My prior post was about Watson, a tool for accessing multiple and usually heterogeneous online ontologies, but never once mentioned the word "probability." However, the recognition of uncertainty in the real world is sometimes needed within description logics, the underpinning of ontologies like OWL. Because of its importance, I'll take up the topic of uncertain domain knowledge in my next post.

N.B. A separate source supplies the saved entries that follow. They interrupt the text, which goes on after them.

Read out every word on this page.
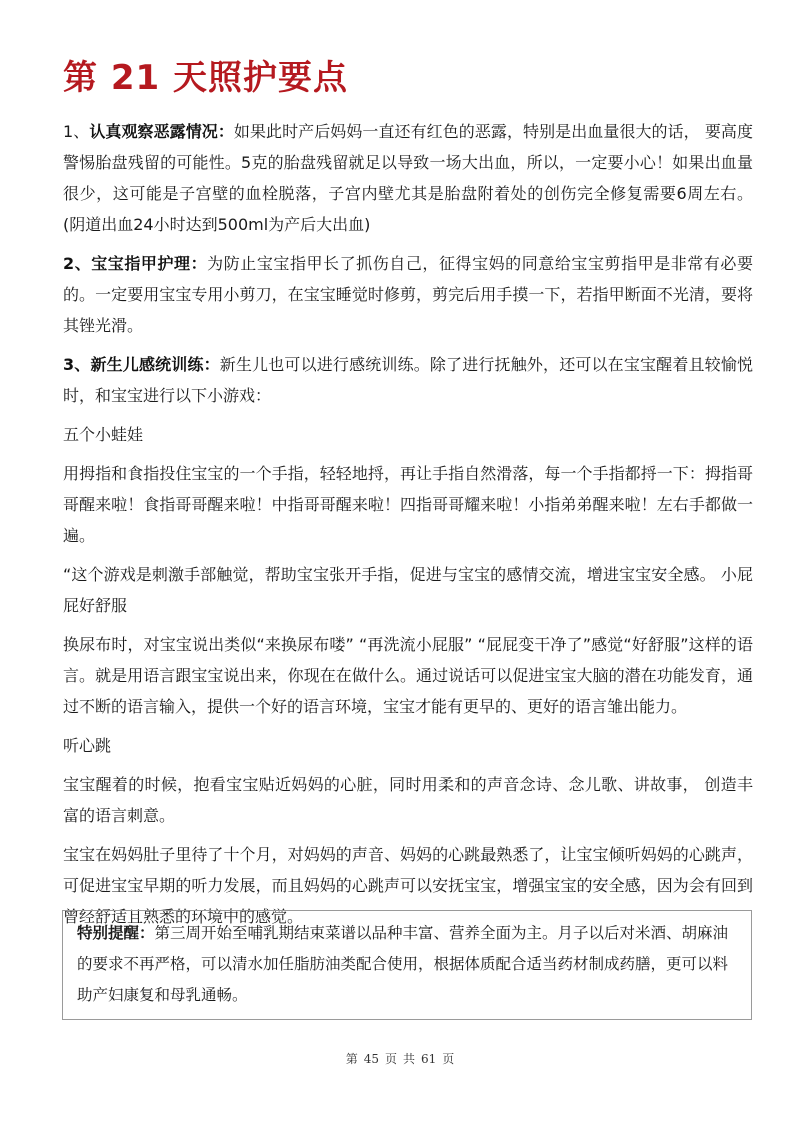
第 21 天照护要点

1、认真观察恶露情况：如果此时产后妈妈一直还有红色的恶露，特别是出血量很大的话， 要高度警惕胎盘残留的可能性。5克的胎盘残留就足以导致一场大出血，所以，一定要小心！如果出血量很少，这可能是子宫壁的血栓脱落，子宫内壁尤其是胎盘附着处的创伤完全修复需要6周左右。 (阴道出血24小时达到500ml为产后大出血)

2、宝宝指甲护理：为防止宝宝指甲长了抓伤自己，征得宝妈的同意给宝宝剪指甲是非常有必要的。一定要用宝宝专用小剪刀，在宝宝睡觉时修剪，剪完后用手摸一下，若指甲断面不光清，要将其锉光滑。

3、新生儿感统训练：新生儿也可以进行感统训练。除了进行抚触外，还可以在宝宝醒着且较愉悦时，和宝宝进行以下小游戏：

五个小蛙娃

用拇指和食指投住宝宝的一个手指，轻轻地捋，再让手指自然滑落，每一个手指都捋一下：拇指哥哥醒来啦！食指哥哥醒来啦！中指哥哥醒来啦！四指哥哥耀来啦！小指弟弟醒来啦！左右手都做一遍。

“这个游戏是刺激手部触觉，帮助宝宝张开手指，促进与宝宝的感情交流，增进宝宝安全感。 小屁屁好舒服

换尿布时，对宝宝说出类似“来换尿布喽” “再洗流小屁服” “屁屁变干净了”感觉“好舒服”这样的语言。就是用语言跟宝宝说出来，你现在在做什么。通过说话可以促进宝宝大脑的潜在功能发育，通过不断的语言输入，提供一个好的语言环境，宝宝才能有更早的、更好的语言雏出能力。

听心跳

宝宝醒着的时候，抱看宝宝贴近妈妈的心脏，同时用柔和的声音念诗、念儿歌、讲故事， 创造丰富的语言刺意。

宝宝在妈妈肚子里待了十个月，对妈妈的声音、妈妈的心跳最熟悉了，让宝宝倾听妈妈的心跳声，可促进宝宝早期的听力发展，而且妈妈的心跳声可以安抚宝宝，增强宝宝的安全感，因为会有回到曾经舒适且熟悉的环境中的感觉。

特别提醒：第三周开始至哺乳期结束菜谱以品种丰富、营养全面为主。月子以后对米酒、胡麻油的要求不再严格，可以清水加任脂肪油类配合使用，根据体质配合适当药材制成药膳，更可以料助产妇康复和母乳通畅。
第 45 页 共 61 页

For the present, however, I've embed here the 4 1/2 minute video "Bernstein at Harvard," which includes many of the terms - e.g., probability, meaning, semantic ambiguity, meta, language, and knowledge - that I'll use in my upcoming rant. Hope you find this segue as relevant as I do.
Note: Semantic ambiguity arises when a word or concept has an inherently diffuse meaning based on widespread or informal usage. This is often the case, for example, with idiomatic expressions whose definitions are rarely or never well-defined, and are presented in the context of a larger argument that invites a conclusion.
For example, “You could do with a new automobile. How about a test drive?” The clause “You could do with” presents a statement with such wide possible interpretation as to be essentially meaningless. Lexical ambiguity is contrasted with semantic ambiguity. The former represents a choice between a finite number of known and meaningful context-dependent interpretations. The latter represents a choice between any number of possible interpretations, none of which may have a standard agreed-upon meaning. This form of ambiguity is closely related to vagueness.